National Economic Adviser Previews Trump-Xi G20 Meeting: U.S. Is Strong; ‘China, Not So Good’

China's President Xi Jinping (L) and US President Donald Trump attend a welcome ceremony at the Great Hall of the People in Beijing on November 9, 2017. / AFP PHOTO / FRED DUFOUR (Photo credit should read FRED DUFOUR/AFP/Getty Images)

Larry Kudlow, National Economic Council director, issued tempered optimism on Tuesday as President Trump heads into a G20 Argentina meeting with China to negotiate trade.

Kudlow explained during Tuesday’s White House press briefing that the meeting would be a bilateral dinner meeting involving President Donald Trump and Chinese President Xi Jinping during the G20 summit in Argentina that starts this week.

Kudlow referred to recent words from President Trump that a good possibility exists that the U.S. and China can forge a trade deal, and Trump is open to it. He then added the caveat that fairness and reciprocity must be a part of the deal. These include specifically solving the problems of Chinese theft of intellectual property, forced technology transfer, significant tariffs and non-tariff barriers, and issues of ownership.

The economic adviser believes President Trump will reiterate the view that a world would have zero tariffs, zero non-tariffs barriers, and zero subsidies.

“Whether they can get through all that remains to be seen,” Kudlow clarified. “But that’s the president’s point of view.” 

The U.S. comes into the G20 strong, while China has been weakened, Kudlow communicated. The U.S. has an average three percent GDP growth over the past year. He added that there has been a strong holiday season already, including strong Black Friday sales numbers. Gas prices are down as well. 

“The U.S. is in good shape. China, not so good,” said Kudlow. “Most observers believe China to be in a slump, whereas the United States is in a very strong, solid position going into this summit.”

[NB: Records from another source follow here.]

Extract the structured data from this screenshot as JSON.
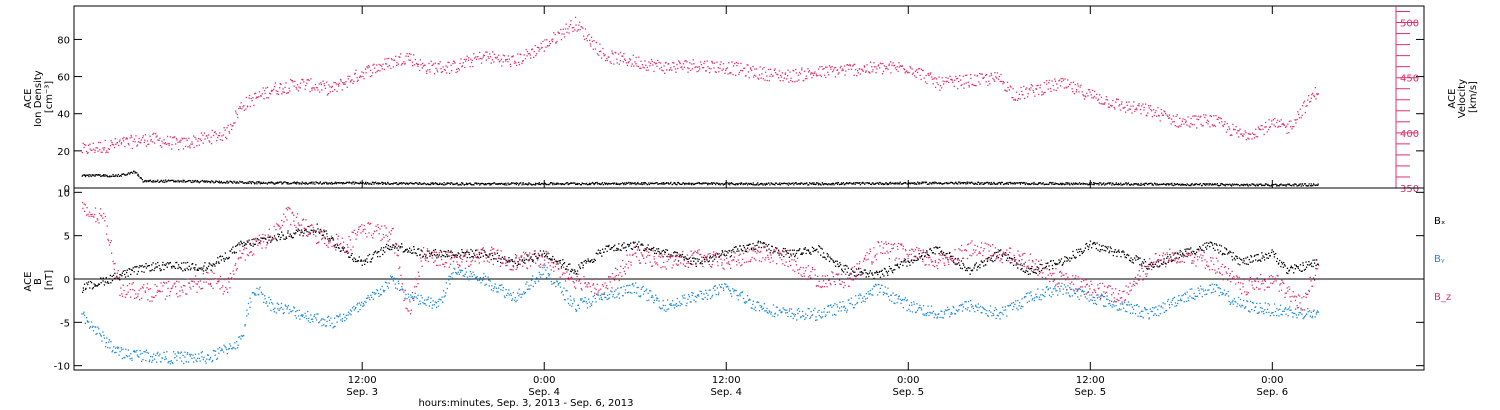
{
  "chart_data": [
    {
      "type": "scatter",
      "panel": "top",
      "left_axis": {
        "label_lines": [
          "ACE",
          "Ion Density",
          "[cm⁻³]"
        ],
        "ylim": [
          0,
          98
        ],
        "ticks": [
          0,
          20,
          40,
          60,
          80
        ]
      },
      "right_axis": {
        "label_lines": [
          "ACE",
          "Velocity",
          "[km/s]"
        ],
        "ylim": [
          350,
          515
        ],
        "ticks": [
          350,
          400,
          450,
          500
        ],
        "color": "#e0306a"
      },
      "series": [
        {
          "axis": "right",
          "color": "#e0306a",
          "noise": 6,
          "points": [
            [
              -6.5,
              385
            ],
            [
              -2,
              395
            ],
            [
              0,
              390
            ],
            [
              3,
              400
            ],
            [
              4,
              425
            ],
            [
              6,
              440
            ],
            [
              8,
              445
            ],
            [
              10,
              440
            ],
            [
              12,
              455
            ],
            [
              15,
              470
            ],
            [
              16,
              460
            ],
            [
              18,
              460
            ],
            [
              20,
              470
            ],
            [
              22,
              465
            ],
            [
              24,
              480
            ],
            [
              26,
              500
            ],
            [
              28,
              470
            ],
            [
              30,
              465
            ],
            [
              32,
              460
            ],
            [
              34,
              462
            ],
            [
              36,
              460
            ],
            [
              38,
              455
            ],
            [
              40,
              452
            ],
            [
              44,
              458
            ],
            [
              48,
              460
            ],
            [
              50,
              445
            ],
            [
              54,
              450
            ],
            [
              55,
              435
            ],
            [
              58,
              445
            ],
            [
              60,
              435
            ],
            [
              62,
              425
            ],
            [
              64,
              420
            ],
            [
              66,
              410
            ],
            [
              68,
              412
            ],
            [
              70,
              398
            ],
            [
              72,
              408
            ],
            [
              73,
              405
            ],
            [
              75,
              440
            ]
          ]
        },
        {
          "axis": "left",
          "color": "#000000",
          "noise": 0.6,
          "points": [
            [
              -6.5,
              7
            ],
            [
              -4,
              7
            ],
            [
              -3,
              9
            ],
            [
              -2.5,
              4
            ],
            [
              0,
              4
            ],
            [
              6,
              3
            ],
            [
              10,
              3
            ],
            [
              20,
              2.5
            ],
            [
              30,
              2.8
            ],
            [
              40,
              2.5
            ],
            [
              50,
              3
            ],
            [
              60,
              2.6
            ],
            [
              70,
              2
            ],
            [
              75,
              2
            ]
          ]
        }
      ]
    },
    {
      "type": "scatter",
      "panel": "bottom",
      "left_axis": {
        "label_lines": [
          "ACE",
          "B",
          "[nT]"
        ],
        "ylim": [
          -10.5,
          10.5
        ],
        "ticks": [
          -10,
          -5,
          0,
          5,
          10
        ]
      },
      "legend": [
        "Bₓ",
        "Bᵧ",
        "B_z"
      ],
      "series": [
        {
          "name": "Bₓ",
          "color": "#000000",
          "noise": 0.5,
          "points": [
            [
              -6.5,
              -1
            ],
            [
              -4,
              0.5
            ],
            [
              -2,
              1.5
            ],
            [
              0,
              1.5
            ],
            [
              2,
              1.5
            ],
            [
              4,
              4
            ],
            [
              8,
              5.5
            ],
            [
              9,
              6
            ],
            [
              11,
              3
            ],
            [
              12,
              2
            ],
            [
              14,
              4
            ],
            [
              16,
              3
            ],
            [
              20,
              3
            ],
            [
              22,
              2
            ],
            [
              24,
              3
            ],
            [
              26,
              1
            ],
            [
              28,
              3.5
            ],
            [
              30,
              4
            ],
            [
              32,
              3
            ],
            [
              34,
              2
            ],
            [
              36,
              3
            ],
            [
              38,
              4
            ],
            [
              40,
              3
            ],
            [
              42,
              3.5
            ],
            [
              44,
              1
            ],
            [
              46,
              0.5
            ],
            [
              48,
              2
            ],
            [
              50,
              3.5
            ],
            [
              52,
              1
            ],
            [
              54,
              3
            ],
            [
              56,
              1
            ],
            [
              58,
              2
            ],
            [
              60,
              4
            ],
            [
              62,
              3
            ],
            [
              64,
              1.5
            ],
            [
              66,
              3
            ],
            [
              68,
              4
            ],
            [
              70,
              2
            ],
            [
              72,
              3
            ],
            [
              73,
              1
            ],
            [
              75,
              2
            ]
          ]
        },
        {
          "name": "Bᵧ",
          "color": "#1f8ad8",
          "noise": 0.7,
          "points": [
            [
              -6.5,
              -4
            ],
            [
              -5,
              -7
            ],
            [
              -4,
              -8.5
            ],
            [
              -1,
              -9
            ],
            [
              2,
              -9
            ],
            [
              4,
              -7
            ],
            [
              4.5,
              -3
            ],
            [
              5,
              -1
            ],
            [
              6,
              -3
            ],
            [
              8,
              -4
            ],
            [
              10,
              -5
            ],
            [
              12,
              -3
            ],
            [
              14,
              0
            ],
            [
              15,
              -2
            ],
            [
              17,
              -3
            ],
            [
              18,
              1
            ],
            [
              20,
              0
            ],
            [
              22,
              -2
            ],
            [
              24,
              1
            ],
            [
              26,
              -3
            ],
            [
              28,
              -2
            ],
            [
              30,
              -1
            ],
            [
              32,
              -3
            ],
            [
              34,
              -2
            ],
            [
              36,
              -1
            ],
            [
              38,
              -3
            ],
            [
              40,
              -4
            ],
            [
              42,
              -4
            ],
            [
              44,
              -3
            ],
            [
              46,
              -1
            ],
            [
              48,
              -3
            ],
            [
              50,
              -4
            ],
            [
              52,
              -3
            ],
            [
              54,
              -4
            ],
            [
              56,
              -2
            ],
            [
              58,
              -1
            ],
            [
              60,
              -2
            ],
            [
              62,
              -3
            ],
            [
              64,
              -4
            ],
            [
              66,
              -2
            ],
            [
              68,
              -1
            ],
            [
              70,
              -3
            ],
            [
              72,
              -3.5
            ],
            [
              75,
              -4
            ]
          ]
        },
        {
          "name": "B_z",
          "color": "#e0306a",
          "noise": 1,
          "points": [
            [
              -6.5,
              8
            ],
            [
              -5,
              7
            ],
            [
              -4,
              -1
            ],
            [
              -2,
              -1.5
            ],
            [
              0,
              -1
            ],
            [
              2,
              0
            ],
            [
              3,
              -1
            ],
            [
              4,
              3
            ],
            [
              6,
              5
            ],
            [
              7,
              7.5
            ],
            [
              9,
              5
            ],
            [
              11,
              4
            ],
            [
              12,
              6
            ],
            [
              13,
              5.5
            ],
            [
              14,
              5
            ],
            [
              15,
              -4
            ],
            [
              16,
              3
            ],
            [
              18,
              2
            ],
            [
              20,
              3
            ],
            [
              22,
              2
            ],
            [
              24,
              2.5
            ],
            [
              26,
              0
            ],
            [
              28,
              -1
            ],
            [
              30,
              3
            ],
            [
              32,
              2
            ],
            [
              34,
              2.5
            ],
            [
              36,
              2
            ],
            [
              38,
              3
            ],
            [
              40,
              2.5
            ],
            [
              42,
              0
            ],
            [
              44,
              0
            ],
            [
              46,
              3.5
            ],
            [
              48,
              3
            ],
            [
              50,
              2
            ],
            [
              52,
              3.5
            ],
            [
              54,
              3
            ],
            [
              56,
              2
            ],
            [
              58,
              0
            ],
            [
              60,
              -1
            ],
            [
              62,
              -2
            ],
            [
              64,
              2
            ],
            [
              66,
              3
            ],
            [
              68,
              2
            ],
            [
              70,
              -1
            ],
            [
              72,
              0
            ],
            [
              74,
              -3
            ],
            [
              75,
              2
            ]
          ]
        }
      ]
    }
  ],
  "x_axis": {
    "xlim": [
      -7,
      82
    ],
    "ticks": [
      {
        "h": 12,
        "time": "12:00",
        "date": "Sep. 3"
      },
      {
        "h": 24,
        "time": "0:00",
        "date": "Sep. 4"
      },
      {
        "h": 36,
        "time": "12:00",
        "date": "Sep. 4"
      },
      {
        "h": 48,
        "time": "0:00",
        "date": "Sep. 5"
      },
      {
        "h": 60,
        "time": "12:00",
        "date": "Sep. 5"
      },
      {
        "h": 72,
        "time": "0:00",
        "date": "Sep. 6"
      }
    ],
    "label": "hours:minutes, Sep.  3, 2013 - Sep.  6, 2013"
  }
}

Kudlow reiterated Trump’s communication that there is a good chance for a deal, but if the aforementioned conditions are neither met nor dealt with, President Trump will be perfectly happy to stand on the tariff policies he has employed. Kudlow brought up the ten percent tariff on $200 billion in Chinese goods that is scheduled to bump up to 25 percent.

“If things don’t work out in this U.S.-China summit meeting, [President Trump] will invoke another 267 some-odd billion dollars in tariffs,” Kudlow said, citing President Trump’s own recent remarks.